I was completely enchanted by the book When We Were Animals, a coming-of-age novel that reinvents what it means to be driven feral by the moon. While not a werewolf story, it plays with the idea that the children of a small town, as they reach puberty, tend to "breach" during the full moon. It uses elements of fantasy and horror to delve into the very real and very human experience of growing through adolescence.

In addition to talking about his new book, Josh revealed that he's a descendent of the Mayflower settlers, and grew up in Anaheim California, watching it go from horses and tumbleweeds to the sprawling suburb it is today.

​​In the interview we cover everything from his experiences as a child and how those play into the creation of When We Were Animals, and where he drew his inspiration in horror to bring these elements into his stories.

We also talk about how he had this portrait painted of himself (see left).

Go out and read When We Were Animals!

More on Josh:

​​Joshua Gaylord (who also writes under the pen name Alden Bell) is the author of When We Were Animals, and Hummingbirds.
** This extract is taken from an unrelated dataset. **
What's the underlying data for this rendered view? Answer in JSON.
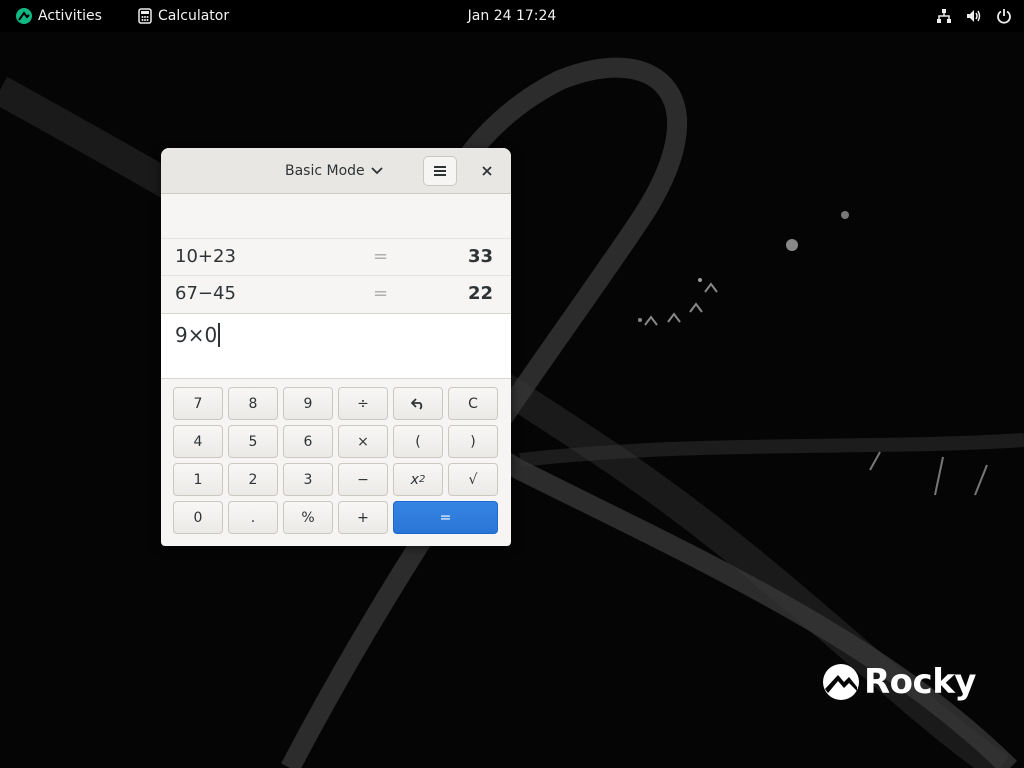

He came to New York after growing up in Anaheim, CA, the home of Disneyland, and he received his Master’s and Ph.D. in English at New York University. In general, he tends to like people--particularly the ones who like him, though that's not a prerequisite. Alden Bell has the same history but is more serious in all the ways you'd like him to be. He engages in bar fights that end amicably and spends a lot of time at the dog track.